SIBANYE-Stillwater has terminated an agreement to buy a nickel mine and a copper project in Brazil which it announced last year would cost it $1bn to conclude.
This follows “a geotechnical event” at one of the assets – the Santa Rita nickel mine – which the South African headquartered group today said was “expected to be material and adverse to the business”.
As the transaction was to buy the two assets in parallel, the purchase of the Serrote copper project has also been terminated.
Shares in Sibanye-Stillwater fell 2.4% in early Johannesburg trade.
“This should be a short-term positive for the stock, as many investors are not that comfortable with the company’s battery material strategy, in our view,” said Arnold van Graan, an analyst for Nedbank Securities.
Pulling a $1bn deal would also boost the prospects of an improved dividend for shareholders, said Van Graan although he added that shareholders might do a double-take when it came to trusting the quality of other assets the company has bought, or is intending to buy.
Dominic O’Kane, an analyst for JP Morgan took a different view arguing that whilst there might be a short term benefit to shareholders, the opportunity to buy these assets might not be repeated.
“While in the short-term we see upside to free cash flow yields and capital returns with the elimination of a $1bn outflow … there is potential downside should Sibanye-Stillwater choose to undertake a similar sized deal at a less favourable multiple,” he said in a note to clients today.
Serrote is in ramp up mode whilst Santa Rita, described last year by Sibanye-Stillwater as “the largest nickel-cobalt sulphide open pit mines in the world”, is generating cash. Santa Rita is developed to produce 16,000 tons a year of nickel equivalent and has been scoped for a seven year life.
When the transaction was announced, in October from private equity firm Appian Advisory Partners, it comprised the second leg of some $2bn in acquisitions that year alone intended to diversify Sibanye-Stillwater from its platinum group metals and gold production, which is mostly in South Africa.
Intriguingly, Van Graan raised the prospect that Sibanye-Stillwater might not only still aim to spend another $1bn on an acquisition, but that it also might direct these funds towards revisiting its gold growth plans.
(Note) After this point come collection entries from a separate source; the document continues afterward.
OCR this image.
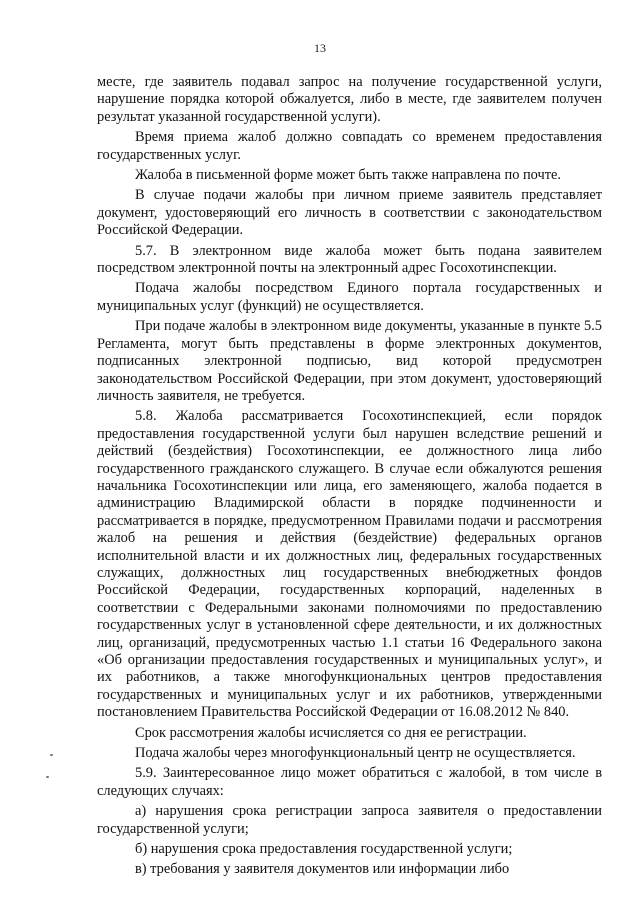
13

месте, где заявитель подавал запрос на получение государственной услуги, нарушение порядка которой обжалуется, либо в месте, где заявителем получен результат указанной государственной услуги).

Время приема жалоб должно совпадать со временем предоставления государственных услуг.

Жалоба в письменной форме может быть также направлена по почте.

В случае подачи жалобы при личном приеме заявитель представляет документ, удостоверяющий его личность в соответствии с законодательством Российской Федерации.

5.7. В электронном виде жалоба может быть подана заявителем посредством электронной почты на электронный адрес Госохотинспекции.

Подача жалобы посредством Единого портала государственных и муниципальных услуг (функций) не осуществляется.

При подаче жалобы в электронном виде документы, указанные в пункте 5.5 Регламента, могут быть представлены в форме электронных документов, подписанных электронной подписью, вид которой предусмотрен законодательством Российской Федерации, при этом документ, удостоверяющий личность заявителя, не требуется.

5.8. Жалоба рассматривается Госохотинспекцией, если порядок предоставления государственной услуги был нарушен вследствие решений и действий (бездействия) Госохотинспекции, ее должностного лица либо государственного гражданского служащего. В случае если обжалуются решения начальника Госохотинспекции или лица, его заменяющего, жалоба подается в администрацию Владимирской области в порядке подчиненности и рассматривается в порядке, предусмотренном Правилами подачи и рассмотрения жалоб на решения и действия (бездействие) федеральных органов исполнительной власти и их должностных лиц, федеральных государственных служащих, должностных лиц государственных внебюджетных фондов Российской Федерации, государственных корпораций, наделенных в соответствии с Федеральными законами полномочиями по предоставлению государственных услуг в установленной сфере деятельности, и их должностных лиц, организаций, предусмотренных частью 1.1 статьи 16 Федерального закона «Об организации предоставления государственных и муниципальных услуг», и их работников, а также многофункциональных центров предоставления государственных и муниципальных услуг и их работников, утвержденными постановлением Правительства Российской Федерации от 16.08.2012 № 840.

Срок рассмотрения жалобы исчисляется со дня ее регистрации.

Подача жалобы через многофункциональный центр не осуществляется.

5.9. Заинтересованное лицо может обратиться с жалобой, в том числе в следующих случаях:

а) нарушения срока регистрации запроса заявителя о предоставлении государственной услуги;

б) нарушения срока предоставления государственной услуги;

в) требования у заявителя документов или информации либо
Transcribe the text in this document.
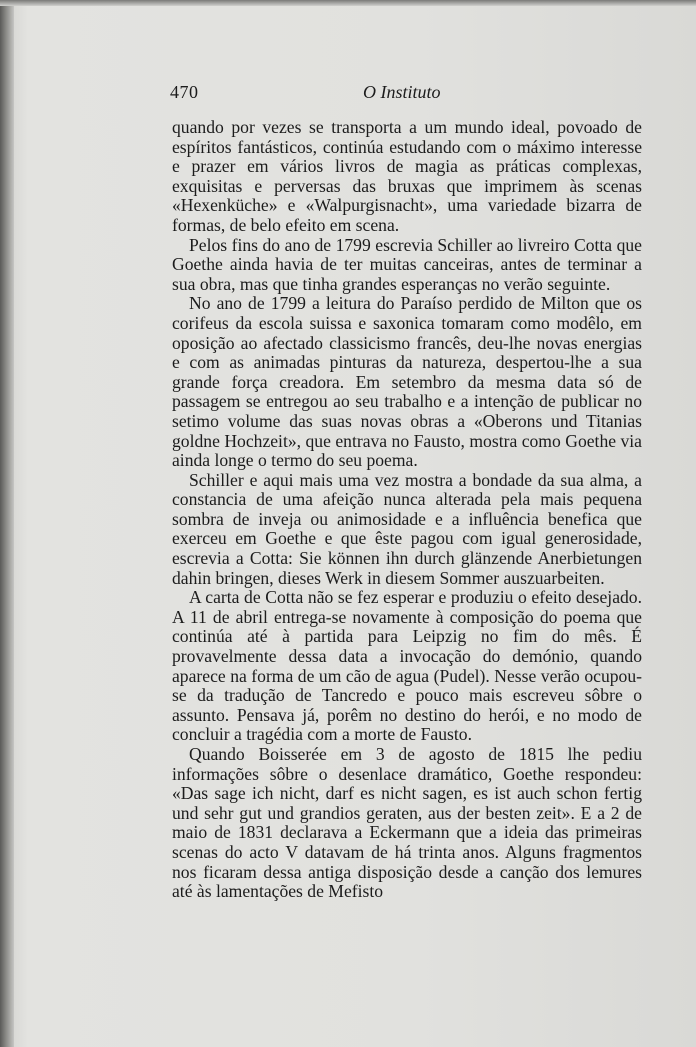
470	O Instituto

quando por vezes se transporta a um mundo ideal, povoado de espíritos fantásticos, continúa estudando com o máximo interesse e prazer em vários livros de magia as práticas complexas, exquisitas e perversas das bruxas que imprimem às scenas «Hexenküche» e «Walpurgisnacht», uma variedade bizarra de formas, de belo efeito em scena.

Pelos fins do ano de 1799 escrevia Schiller ao livreiro Cotta que Goethe ainda havia de ter muitas canceiras, antes de terminar a sua obra, mas que tinha grandes esperanças no verão seguinte.

No ano de 1799 a leitura do Paraíso perdido de Milton que os corifeus da escola suissa e saxonica tomaram como modêlo, em oposição ao afectado classicismo francês, deu-lhe novas energias e com as animadas pinturas da natureza, despertou-lhe a sua grande força creadora. Em setembro da mesma data só de passagem se entregou ao seu trabalho e a intenção de publicar no setimo volume das suas novas obras a «Oberons und Titanias goldne Hochzeit», que entrava no Fausto, mostra como Goethe via ainda longe o termo do seu poema.

Schiller e aqui mais uma vez mostra a bondade da sua alma, a constancia de uma afeição nunca alterada pela mais pequena sombra de inveja ou animosidade e a influência benefica que exerceu em Goethe e que êste pagou com igual generosidade, escrevia a Cotta: Sie können ihn durch glänzende Anerbietungen dahin bringen, dieses Werk in diesem Sommer auszuarbeiten.

A carta de Cotta não se fez esperar e produziu o efeito desejado. A 11 de abril entrega-se novamente à composição do poema que continúa até à partida para Leipzig no fim do mês. É provavelmente dessa data a invocação do demónio, quando aparece na forma de um cão de agua (Pudel). Nesse verão ocupou-se da tradução de Tancredo e pouco mais escreveu sôbre o assunto. Pensava já, porêm no destino do herói, e no modo de concluir a tragédia com a morte de Fausto.

Quando Boisserée em 3 de agosto de 1815 lhe pediu informações sôbre o desenlace dramático, Goethe respondeu: «Das sage ich nicht, darf es nicht sagen, es ist auch schon fertig und sehr gut und grandios geraten, aus der besten zeit». E a 2 de maio de 1831 declarava a Eckermann que a ideia das primeiras scenas do acto V datavam de há trinta anos. Alguns fragmentos nos ficaram dessa antiga disposição desde a canção dos lemures até às lamentações de Mefisto
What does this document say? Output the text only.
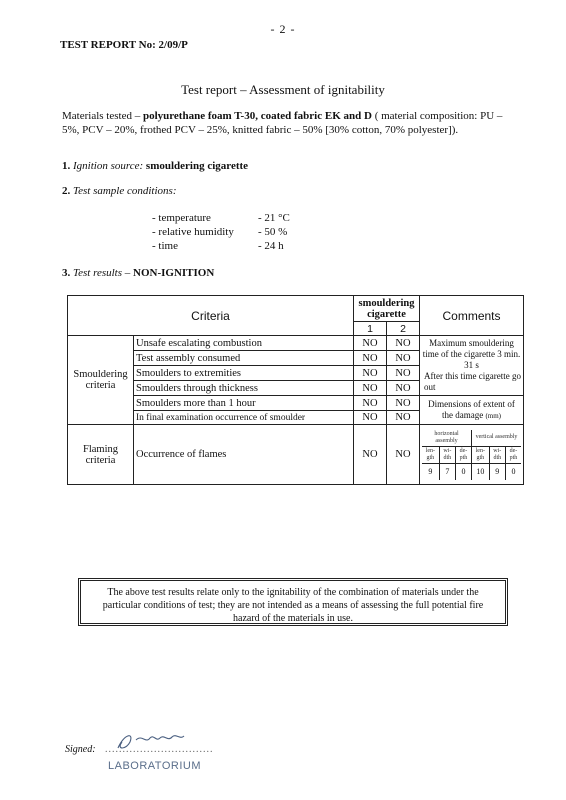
- 2 -
TEST REPORT No: 2/09/P
Test report – Assessment of ignitability
Materials tested – polyurethane foam T-30, coated fabric EK and D ( material composition: PU – 5%, PCV – 20%, frothed PCV – 25%, knitted fabric – 50% [30% cotton, 70% polyester]).
1. Ignition source: smouldering cigarette
2. Test sample conditions:
- temperature	- 21 °C
- relative humidity - 50 %
- time	- 24 h
3. Test results – NON-IGNITION
Criteria	smouldering cigarette	Comments
1	2
Smouldering criteria	Unsafe escalating combustion	NO	NO	Maximum smouldering time of the cigarette 3 min. 31 s
After this time cigarette go out

Test assembly consumed	NO	NO
Smoulders to extremities	NO	NO
Smoulders through thickness	NO	NO
Smoulders more than 1 hour	NO	NO	Dimensions of extent of the damage (mm)
In final examination occurrence of smoulder	NO	NO
Flaming criteria	Occurrence of flames	NO	NO	
horizontal assembly	vertical assembly
len-gth	wi-dth	de-pth	len-gth	wi-dth	de-pth
9	7	0	10	9	0
The above test results relate only to the ignitability of the combination of materials under the particular conditions of test; they are not intended as a means of assessing the full potential fire hazard of the materials in use.
Signed: ...............................
LABORATORIUM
“We believe Sibanye would look for other assets or deals to fill the gap left by the deal and, therefore, use this cash towards further merger and acquisition,” he said. “We would not be surprised if the company takes another look at some of the international gold assets it considered previously,” he said.
About 10 months ago, Neal Froneman, CEO of Sibanye-Stillwater, acknowledged that he was interested in building an African mining champion by merger his company with AngloGold Ashanti and Gold Fields. Approaches to both companies on these terms were rejected, according to sources.